–Sept Payrolls +114,000 SA, 574,000 NSA; Unemp 7.796%, 44-Month Low

By Denny Gulino

WASHINGTON (MNI) – Those who answered the monthly survey saying
they got a job added up to a bigger number than in almost three decades,
bestowing a 44-month low on the unemployment rate, at 7.796%, and
triggering an eruption of pre-election skepticism about the validity of
that number.

The September jobs report surprise did not extend to payrolls,
which the Bureau of Labor Statistics reported went up 114,000, close to
expectations. Without seasonal adjustment payrolls rose 574,000.
Private payrolls rose 104,000.

But even the payrolls measure had added luster because of the
86,000 added by upward revisions to July and August combined. The Sept.
27 estimate of an annual revision increasing the level of payroll jobs
will have no effect on reported totals until next January’s jobs

The single biggest standout number, however, was that of employment
generated by the household survey.

“The employment level in the Current Population Survey went up by
quite a bit, increasing by 873,000, which is quite a big change for the
household side by historical standards,” Dori Allard, chief of the BLS
Division of Labor Force Statistics, told MNI. “The last time the change
was larger was in 1983.” In June of that year the change was 991,000.

That meant the unemployment rate improved mainly for the right
reason, more employment, rather than was the case the month before, when
the small improvement was based on a shrinkage of the labor force.

In addition, the number of those unemployed dropped by 456,000,
“also relatively large,” she said in an interview, but that was less of
an unambiguous positive given the small demographic slice of those
between 20 and 24 accounted for a “disproportionate” amount of that

Typically in that age range, “you see them leaving employment in
August and September and this year we saw a little bit of a different
pattern, a greater exodus in August than is typical” and a September
boost, after seasonal adjustment.

Averaging both months, that group’s increase in jobs was “little
changed,” she said. The third element in determining the unemployment
rate, the change in population, showed a relatively small move upward of

The labor participation rate went up a tenth, not statistically
significant but in line with the other September household survey
numbers. The employment-population ratio, however, did go up enough to
be “definitely statistically significant,” she said, “and is now 58.7,”
at the highest since the matching May 2010 number.

That number was down in the two prior months but has remained
“relatively flat” over the year. The ratio was enhanced she said with
the month’s switch from the small drop in the “not in the labor force”
category, the drop in the unemployed totals and the increase in

“Employment grew over the month,” she said.

On the negative side, there was a large increase in the number of
people who said they were working part time when they would rather be
working full time. That total rose a “fairly large” 582,000 in the

“It does tend to be a series that moves around some, but this is an
unusually large uptick,” Allard said.

That offset other improvements to keep the broadest alternative
unemployment measure named “U-6″ unchanged, although all the other
narrower alternatives improved in line with the headline rate.
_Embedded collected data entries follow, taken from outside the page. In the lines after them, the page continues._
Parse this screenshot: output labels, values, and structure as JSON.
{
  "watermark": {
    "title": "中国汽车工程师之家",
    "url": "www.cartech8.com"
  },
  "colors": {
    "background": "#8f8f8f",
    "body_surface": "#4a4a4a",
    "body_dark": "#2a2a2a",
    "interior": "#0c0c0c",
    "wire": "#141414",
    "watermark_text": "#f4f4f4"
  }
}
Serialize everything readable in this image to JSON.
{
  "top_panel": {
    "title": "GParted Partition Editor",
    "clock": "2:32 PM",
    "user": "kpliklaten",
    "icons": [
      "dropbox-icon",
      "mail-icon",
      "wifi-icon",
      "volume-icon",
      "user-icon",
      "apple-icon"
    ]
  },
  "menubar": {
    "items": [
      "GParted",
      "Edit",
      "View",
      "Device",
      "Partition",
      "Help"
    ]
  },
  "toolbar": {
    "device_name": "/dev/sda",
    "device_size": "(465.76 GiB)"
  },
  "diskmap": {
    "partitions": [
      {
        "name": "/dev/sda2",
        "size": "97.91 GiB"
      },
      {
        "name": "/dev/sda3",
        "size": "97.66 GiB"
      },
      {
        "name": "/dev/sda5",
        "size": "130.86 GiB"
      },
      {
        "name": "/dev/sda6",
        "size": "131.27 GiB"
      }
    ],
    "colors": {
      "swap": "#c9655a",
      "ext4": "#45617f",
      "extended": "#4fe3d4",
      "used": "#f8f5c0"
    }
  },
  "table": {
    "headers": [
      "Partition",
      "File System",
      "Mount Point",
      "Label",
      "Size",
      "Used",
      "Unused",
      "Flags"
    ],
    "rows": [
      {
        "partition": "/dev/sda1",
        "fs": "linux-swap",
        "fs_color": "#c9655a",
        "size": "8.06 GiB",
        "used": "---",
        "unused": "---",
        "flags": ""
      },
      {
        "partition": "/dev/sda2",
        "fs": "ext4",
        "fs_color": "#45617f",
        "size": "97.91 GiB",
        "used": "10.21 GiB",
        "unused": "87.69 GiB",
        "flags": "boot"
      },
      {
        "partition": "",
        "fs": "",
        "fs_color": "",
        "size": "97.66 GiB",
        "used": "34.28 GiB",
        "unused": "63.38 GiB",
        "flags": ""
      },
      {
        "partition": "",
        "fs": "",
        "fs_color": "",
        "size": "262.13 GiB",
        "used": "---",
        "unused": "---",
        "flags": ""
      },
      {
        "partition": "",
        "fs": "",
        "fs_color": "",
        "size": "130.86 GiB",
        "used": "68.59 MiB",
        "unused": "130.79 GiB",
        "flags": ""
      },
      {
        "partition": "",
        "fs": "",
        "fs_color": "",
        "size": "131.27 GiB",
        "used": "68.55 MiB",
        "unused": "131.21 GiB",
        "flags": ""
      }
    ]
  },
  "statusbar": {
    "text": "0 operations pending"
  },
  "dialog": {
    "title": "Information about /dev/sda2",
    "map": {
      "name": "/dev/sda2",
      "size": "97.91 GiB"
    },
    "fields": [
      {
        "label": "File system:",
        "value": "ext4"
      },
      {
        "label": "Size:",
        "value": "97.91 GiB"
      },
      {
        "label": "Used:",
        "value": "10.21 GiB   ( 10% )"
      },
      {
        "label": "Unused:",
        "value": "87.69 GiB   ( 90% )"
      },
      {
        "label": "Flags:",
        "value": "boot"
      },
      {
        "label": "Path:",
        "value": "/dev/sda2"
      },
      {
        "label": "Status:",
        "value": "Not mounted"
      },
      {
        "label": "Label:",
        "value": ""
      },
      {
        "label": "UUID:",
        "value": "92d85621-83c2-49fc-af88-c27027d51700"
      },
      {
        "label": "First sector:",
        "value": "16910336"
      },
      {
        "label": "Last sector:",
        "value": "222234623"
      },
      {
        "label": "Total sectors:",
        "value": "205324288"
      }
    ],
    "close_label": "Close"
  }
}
In the politically-charged atmosphere so close to the election,
with jobs a key campaign element for both sides, the eruption of
skepticism about the swing in unemployment below 8.0% was massive
following the 8:30 announcement, in Twitter posts, in blogs and on Web
sites — characterized by the institutionally skeptical zerohedge.com
site which called it a “complete preelection massaging farce.”

Although there is another jobs report just prior to Election Day,
up to half of those voting will have already cast ballots in advance by
then, minimizing its potential to influence and making September’s
report the single most important jobs tally of the campaign.

After even former GE Chair Jack Welch tweeted his own skepticism,
Labor Secretary Hilda Solis defended the BLS crew on CNBC. The BLS, she
said, “did the best calculations, using the best measurement. We’ve been
using them for the last 70 years. We haven’t changed anything.”

And, she said, “The information that I receive is given to me by
our professional civil service staff in the BLS.”

Those with long memories cited the 1992 pre-election jobs report
which showed better numbers than a long string of prior reports, but it
turned out not to help George H.W. Bush hold on to office.

The report also showed that besides the 44,000 increase in the
health care category, restoring some of its long-absent vigor, there was
a 17,000 gain in transportation and warehousing, for the month, Allard
said, predominantly school bus and school employee transportation
drivers. The upward revision to 181,000 from 141,000 in August was also
mainly local education, she said.

The third source of strength in September was to a small extent in
financial activities, up 13,000. That was broken down into 7,000 for
real estate and 6,000 among loan staff.

Average hourly earnings rose 7 cents, a large jump for any single
month, but doing little for the annual change, at 1.8%.